Ceux qui restaient devaient, en plus d’assumer les tâches des absents, gérer des résidants souvent confus. « C’était vraiment difficile de les maintenir dans leurs chambres, il y en a plusieurs qui ne comprenaient pas pourquoi », a-t-elle expliqué.

Au début avril, « on manquait de jaquettes, on manquait de masques » de types chirurgical et N95, a-t-elle affirmé, ajoutant s’être fait « tousser dans la face » durant cette période. Elle s’est rappelé avoir porté un masque de construction prêté par un collègue, en désespoir de cause.

Selon plusieurs autres employés, il manquait aussi de désinfectant, autant en gel qu’en lingettes.

Le contexte de l’enquête

L’enquête de la coroner se penche sur les décès de personnes âgées ou vulnérables survenus dans des milieux d’hébergement au cours de la pandémie de COVID-19, qui comptent pour la moitié des victimes de la première vague. Son objectif n’est pas de désigner un coupable, mais bien de formuler des recommandations pour éviter de futures tragédies.

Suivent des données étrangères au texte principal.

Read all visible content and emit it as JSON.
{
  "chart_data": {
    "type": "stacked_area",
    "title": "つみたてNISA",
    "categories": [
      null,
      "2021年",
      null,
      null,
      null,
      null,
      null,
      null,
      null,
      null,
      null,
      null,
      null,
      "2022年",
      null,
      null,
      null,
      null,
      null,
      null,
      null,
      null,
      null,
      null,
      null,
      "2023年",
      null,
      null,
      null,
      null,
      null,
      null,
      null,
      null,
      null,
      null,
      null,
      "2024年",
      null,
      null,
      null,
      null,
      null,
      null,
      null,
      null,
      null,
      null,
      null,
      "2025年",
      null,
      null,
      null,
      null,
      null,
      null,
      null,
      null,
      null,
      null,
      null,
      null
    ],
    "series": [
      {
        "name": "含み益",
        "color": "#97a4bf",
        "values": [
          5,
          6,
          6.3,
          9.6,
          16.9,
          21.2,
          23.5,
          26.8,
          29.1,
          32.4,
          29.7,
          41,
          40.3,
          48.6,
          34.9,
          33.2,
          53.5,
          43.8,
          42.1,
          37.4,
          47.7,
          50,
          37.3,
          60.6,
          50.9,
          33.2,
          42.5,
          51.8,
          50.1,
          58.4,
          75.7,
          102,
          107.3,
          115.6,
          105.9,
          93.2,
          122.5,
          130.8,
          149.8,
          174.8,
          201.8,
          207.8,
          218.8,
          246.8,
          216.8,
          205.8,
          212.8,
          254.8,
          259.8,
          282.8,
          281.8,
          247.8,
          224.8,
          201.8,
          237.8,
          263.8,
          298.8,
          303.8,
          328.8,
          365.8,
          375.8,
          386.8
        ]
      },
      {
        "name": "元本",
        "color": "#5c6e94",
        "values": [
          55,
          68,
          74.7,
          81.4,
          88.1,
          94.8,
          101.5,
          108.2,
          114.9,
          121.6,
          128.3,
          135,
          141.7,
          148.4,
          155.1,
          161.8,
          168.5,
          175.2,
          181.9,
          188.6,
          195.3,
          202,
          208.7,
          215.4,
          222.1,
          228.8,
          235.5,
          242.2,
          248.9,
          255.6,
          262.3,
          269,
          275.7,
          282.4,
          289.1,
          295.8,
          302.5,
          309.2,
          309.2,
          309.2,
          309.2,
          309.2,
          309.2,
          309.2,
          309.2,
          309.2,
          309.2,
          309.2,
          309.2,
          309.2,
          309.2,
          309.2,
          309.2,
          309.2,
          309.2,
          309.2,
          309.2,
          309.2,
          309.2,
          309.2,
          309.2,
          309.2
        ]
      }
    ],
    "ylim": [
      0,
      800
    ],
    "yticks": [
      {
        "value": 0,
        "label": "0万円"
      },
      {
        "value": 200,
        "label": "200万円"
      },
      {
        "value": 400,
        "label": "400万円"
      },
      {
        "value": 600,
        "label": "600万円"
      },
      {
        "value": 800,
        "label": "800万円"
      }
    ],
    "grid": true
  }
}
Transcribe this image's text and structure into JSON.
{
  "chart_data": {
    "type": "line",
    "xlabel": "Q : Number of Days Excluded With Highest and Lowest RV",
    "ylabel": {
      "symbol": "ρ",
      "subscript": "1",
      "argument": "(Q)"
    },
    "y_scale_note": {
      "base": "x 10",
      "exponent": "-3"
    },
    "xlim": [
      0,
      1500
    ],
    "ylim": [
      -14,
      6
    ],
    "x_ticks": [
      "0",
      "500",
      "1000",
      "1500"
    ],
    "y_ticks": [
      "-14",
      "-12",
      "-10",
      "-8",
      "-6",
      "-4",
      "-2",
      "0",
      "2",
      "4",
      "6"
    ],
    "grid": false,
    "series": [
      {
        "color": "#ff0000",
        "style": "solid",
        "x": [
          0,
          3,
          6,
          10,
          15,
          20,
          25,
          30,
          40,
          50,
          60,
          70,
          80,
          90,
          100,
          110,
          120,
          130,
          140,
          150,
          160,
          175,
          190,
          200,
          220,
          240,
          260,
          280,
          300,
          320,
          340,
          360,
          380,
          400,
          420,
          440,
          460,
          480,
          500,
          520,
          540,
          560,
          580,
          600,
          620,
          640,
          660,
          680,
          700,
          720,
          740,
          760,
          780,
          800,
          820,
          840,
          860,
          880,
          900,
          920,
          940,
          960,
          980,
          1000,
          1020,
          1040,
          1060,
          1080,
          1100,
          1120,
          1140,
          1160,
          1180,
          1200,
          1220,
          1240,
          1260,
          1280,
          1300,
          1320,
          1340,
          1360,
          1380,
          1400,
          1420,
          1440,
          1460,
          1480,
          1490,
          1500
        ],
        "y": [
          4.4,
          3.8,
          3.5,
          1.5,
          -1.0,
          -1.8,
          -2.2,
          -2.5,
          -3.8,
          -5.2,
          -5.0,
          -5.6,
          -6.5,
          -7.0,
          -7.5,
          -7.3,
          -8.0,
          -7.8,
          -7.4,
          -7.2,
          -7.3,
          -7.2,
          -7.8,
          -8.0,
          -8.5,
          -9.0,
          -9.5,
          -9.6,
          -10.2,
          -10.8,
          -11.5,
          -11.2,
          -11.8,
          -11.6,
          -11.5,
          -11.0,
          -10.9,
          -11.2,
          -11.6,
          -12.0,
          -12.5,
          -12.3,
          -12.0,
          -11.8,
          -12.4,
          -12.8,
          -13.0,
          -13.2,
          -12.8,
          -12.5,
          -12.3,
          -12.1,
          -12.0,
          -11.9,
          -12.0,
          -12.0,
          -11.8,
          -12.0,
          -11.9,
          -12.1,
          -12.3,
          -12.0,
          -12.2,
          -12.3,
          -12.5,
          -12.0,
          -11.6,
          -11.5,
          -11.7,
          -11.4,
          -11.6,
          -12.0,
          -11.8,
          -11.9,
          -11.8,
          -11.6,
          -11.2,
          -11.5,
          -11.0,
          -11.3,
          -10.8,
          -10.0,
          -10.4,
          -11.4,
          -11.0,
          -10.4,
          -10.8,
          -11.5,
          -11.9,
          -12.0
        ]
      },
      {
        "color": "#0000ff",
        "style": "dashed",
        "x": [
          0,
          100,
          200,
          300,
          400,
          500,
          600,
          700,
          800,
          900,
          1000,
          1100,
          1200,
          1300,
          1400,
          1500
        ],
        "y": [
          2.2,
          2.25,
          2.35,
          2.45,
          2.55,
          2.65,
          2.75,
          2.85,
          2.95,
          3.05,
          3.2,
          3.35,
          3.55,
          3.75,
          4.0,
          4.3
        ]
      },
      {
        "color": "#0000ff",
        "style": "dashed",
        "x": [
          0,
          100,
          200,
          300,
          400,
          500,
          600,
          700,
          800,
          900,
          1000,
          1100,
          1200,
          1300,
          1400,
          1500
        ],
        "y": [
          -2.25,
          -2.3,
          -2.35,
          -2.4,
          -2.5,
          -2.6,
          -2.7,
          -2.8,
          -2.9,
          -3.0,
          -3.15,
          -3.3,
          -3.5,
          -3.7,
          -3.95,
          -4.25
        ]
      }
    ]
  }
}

Six CHSLD et une résidence pour personnes âgées ont été désignés comme échantillon. Un décès est examiné pour chaque établissement.

Les audiences de cette semaine portent sur la mort de M. Ephrem Joseph Grenier, le 12 avril 2020, au CHSLD Yvon-Brunet, à Montréal. Elles continueront jusqu’à jeudi. La semaine prochaine, l’enquête portera sur le CHSLD Sainte-Dorothée, à Laval. À la toute fin, un volet national sera aussi examiné.